A bit later on, I asked if he wanted to come round and have dinner with DD and I this evening. He said "No, I'll let you two get on with it" (which was fine). As he was leaving, he gave my daughter a hug and said "I'll see you later on". So I said "Oh, I didn't think you were?", to which he shot me a dirty look and then left.

WTAF?!?!?

OP posts:
CogitoErgoSometimes · 02/03/2014 20:17

Nothing quite kills the passion like someone saying 'you don't tell me you love me enough... ' Hmm. Needy but doesn't reciprocate affection, turns down dinner, shoots dirty looks... sounds like a PITA quite honestly.

Prforone · 02/03/2014 20:32

Starting to sound that way to me too, Cogito.

Wouldn't mind but we've been together just over a year, have never had a major row, my DD has recently been introduced to his DS and they get along famously, and his parents treat my DD like another grandchild.

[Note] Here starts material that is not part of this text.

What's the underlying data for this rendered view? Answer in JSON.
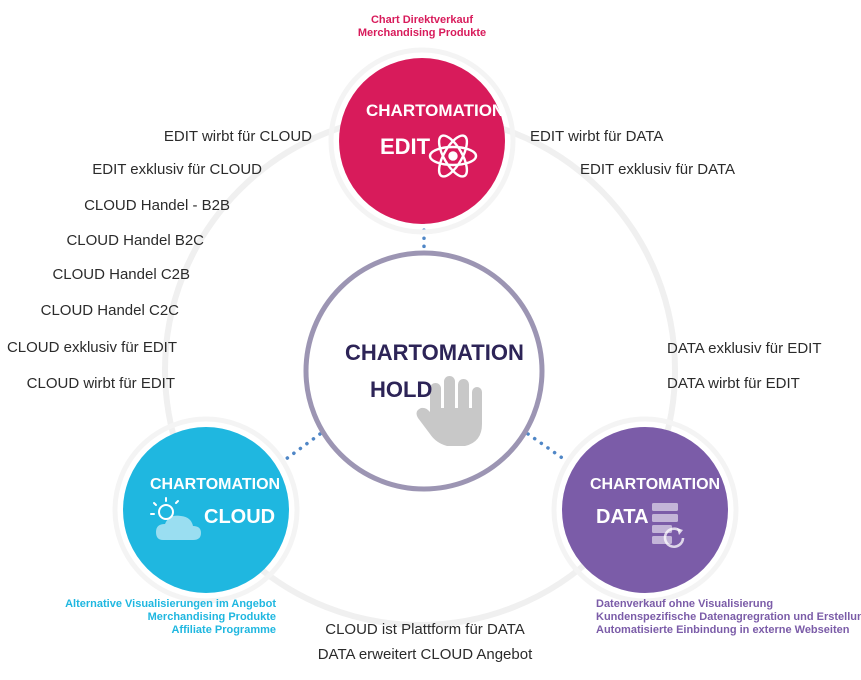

So everything else fits into place nicely. Why would he blow hot and cold like this?

OP posts:
deakymom · 02/03/2014 23:32

my husband says this he tells me he loves me all the time i can be up to my eye in a poopy nappy i will ask for wipes he will sit on his butt and say i love you which is nice but FFS pass me the DAM WIPES

on the loo wanting privacy (i have issues i really can't perform with people hovering) he comes upstairs to see if im okay "im fine" okay i love you (big silence) do you love me? (WTF?) you never tell me i really think you should tell me more often he then launches into a long discussion about feelings I'M ON THE LOO FFS this really is not the time we have been together 6 years

i told him its grounds for divorce

i also tell him if he stopped telling me (30) times a day i might get a chance to tell him first!

Prforone · 02/03/2014 23:48

Wow deaky, wish that was my problem!

OP posts:
CogitoErgoSometimes · 03/03/2014 05:52

"Why would he blow hot and cold like this?"

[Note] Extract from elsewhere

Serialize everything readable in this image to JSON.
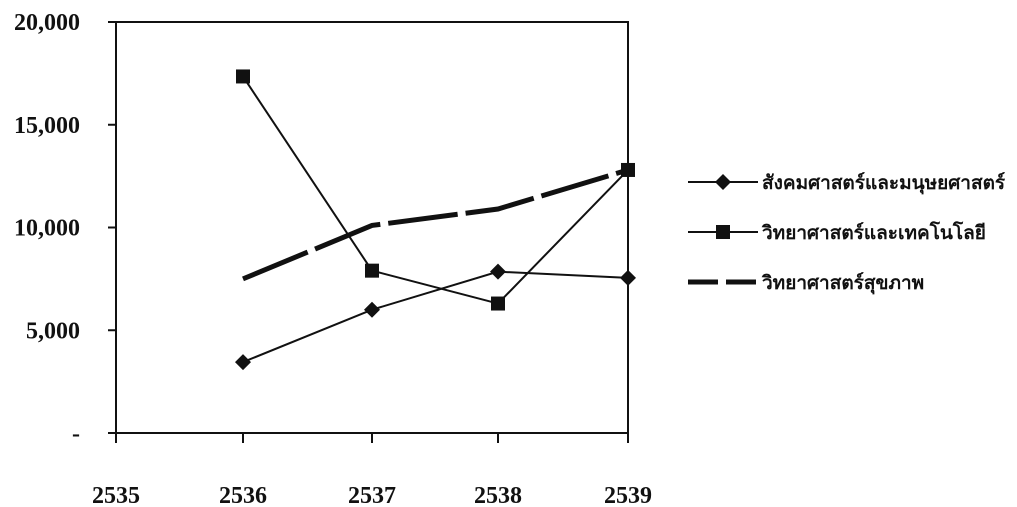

Maybe it's significant that DD was introduced to DS only recently? A year seems like a long time to wait and I wonder if it's changed the dynamic from 'semi-casual' to 'semi-permanent'? IME cracks sometimes start to appear in behaviour when partners feel either secure or constrained. Now it's official, they tell themselves, I want things done my way. Could be worth having a more searching conversation.

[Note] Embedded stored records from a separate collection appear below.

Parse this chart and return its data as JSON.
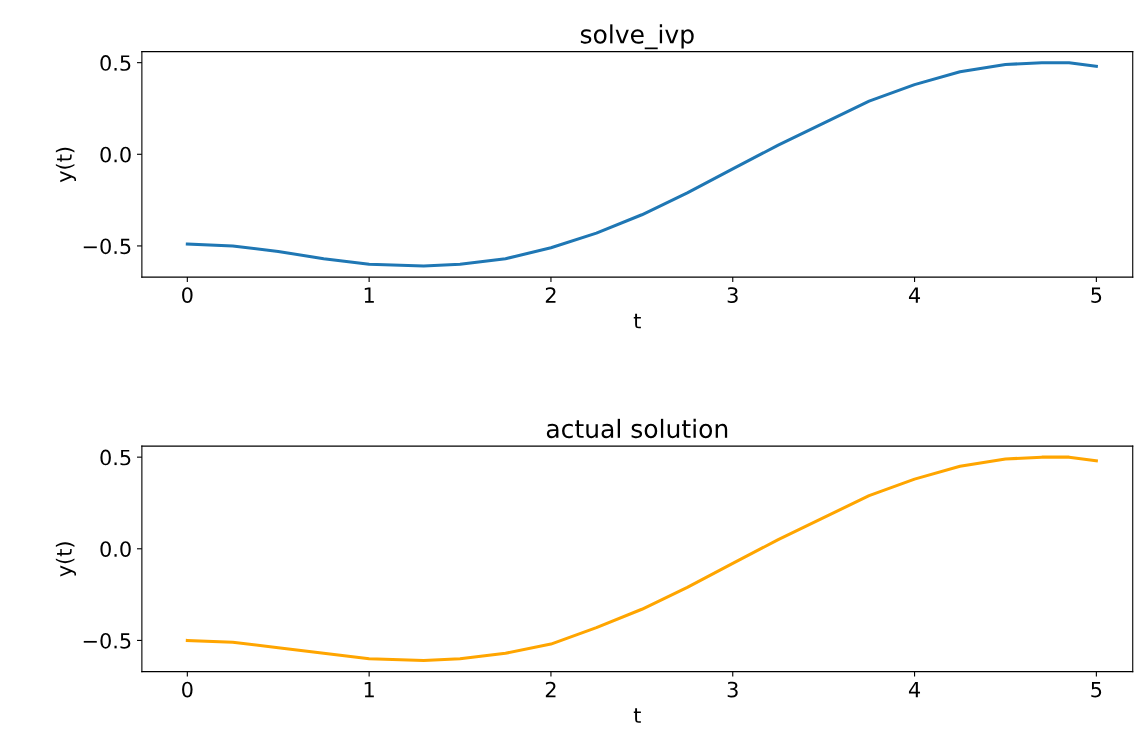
{
  "chart_data": [
    {
      "type": "line",
      "title": "solve_ivp",
      "xlabel": "t",
      "ylabel": "y(t)",
      "xlim": [
        -0.25,
        5.2
      ],
      "ylim": [
        -0.67,
        0.56
      ],
      "xticks": [
        0,
        1,
        2,
        3,
        4,
        5
      ],
      "yticks": [
        {
          "value": -0.5,
          "label": "−0.5"
        },
        {
          "value": 0,
          "label": "0.0"
        },
        {
          "value": 0.5,
          "label": "0.5"
        }
      ],
      "grid": false,
      "legend": false,
      "series": [
        {
          "color": "#1f77b4",
          "x": [
            0,
            0.25,
            0.5,
            0.75,
            1,
            1.3,
            1.5,
            1.75,
            2,
            2.25,
            2.5,
            2.75,
            3,
            3.25,
            3.5,
            3.75,
            4,
            4.25,
            4.5,
            4.7,
            4.85,
            5
          ],
          "values": [
            -0.49,
            -0.5,
            -0.53,
            -0.57,
            -0.6,
            -0.61,
            -0.6,
            -0.57,
            -0.51,
            -0.43,
            -0.33,
            -0.21,
            -0.08,
            0.05,
            0.17,
            0.29,
            0.38,
            0.45,
            0.49,
            0.5,
            0.5,
            0.48
          ]
        }
      ]
    },
    {
      "type": "line",
      "title": "actual solution",
      "xlabel": "t",
      "ylabel": "y(t)",
      "xlim": [
        -0.25,
        5.2
      ],
      "ylim": [
        -0.67,
        0.56
      ],
      "xticks": [
        0,
        1,
        2,
        3,
        4,
        5
      ],
      "yticks": [
        {
          "value": -0.5,
          "label": "−0.5"
        },
        {
          "value": 0,
          "label": "0.0"
        },
        {
          "value": 0.5,
          "label": "0.5"
        }
      ],
      "grid": false,
      "legend": false,
      "series": [
        {
          "color": "#ffa500",
          "x": [
            0,
            0.25,
            0.5,
            0.75,
            1,
            1.3,
            1.5,
            1.75,
            2,
            2.25,
            2.5,
            2.75,
            3,
            3.25,
            3.5,
            3.75,
            4,
            4.25,
            4.5,
            4.7,
            4.85,
            5
          ],
          "values": [
            -0.5,
            -0.51,
            -0.54,
            -0.57,
            -0.6,
            -0.61,
            -0.6,
            -0.57,
            -0.52,
            -0.43,
            -0.33,
            -0.21,
            -0.08,
            0.05,
            0.17,
            0.29,
            0.38,
            0.45,
            0.49,
            0.5,
            0.5,
            0.48
          ]
        }
      ]
    }
  ]
}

Walkacrossthesand · 03/03/2014 06:45

He didn't just say 'see you later' to DD did he? Because round here (Hampshire) thats a widely used way of saying goodbye, regardless of how long it's going to be till you see the person again - really threw me the first few times I came across it! But the unnecessary dirty look, and the 'you don't say you love me but I'm going to ignore you when you do' sounds disturbingly like the beginnings of headfuckery....

Prforone · 03/03/2014 09:07

No, definitely "see you later on". Last night my DD kept saying "When's xxxxx coming round?". I said I don't think he is, to which she replied "But he said .......". Aaaarrgghhhh!

Have heard nothing from him since. Unusual behaviour as I'd usually get a text saying good night or good morning by now. Itching to text him but don't want to sit here like a lovesick schoolgirl waiting on a response that won't come.

It's fucked up, isn't it? Sad

OP posts:
CogitoErgoSometimes · 03/03/2014 09:13

Definitely resist the temptation to text. I'm not sure about fucked up but it could be that he's having second thoughts or that things have run their course. Not unheard of for people to instigate a run of slightly unpleasant behaviour just before announcing 'we haven't been getting on well for a while' or similar.... Hmm

I'm sure you've got plenty to be getting on with.

HelloBoys · 03/03/2014 13:29

I'd be having 2nd thoughts. Especially if after a year he doesn't say he loves you when you tell him and then complains you don't tell him you love him enough.

Really? insecure much. I agree with whoever said about beginnings of headfuckery too.

Jan45 · 03/03/2014 13:35

What is his problem, regardless of how he is feeling, he shouldn't be so disrespectful towards you, I'd tackle him when I see him next.

mammadiggingdeep · 03/03/2014 18:18

It could be the very start of fuckwit behaviour. Just keep your radar on!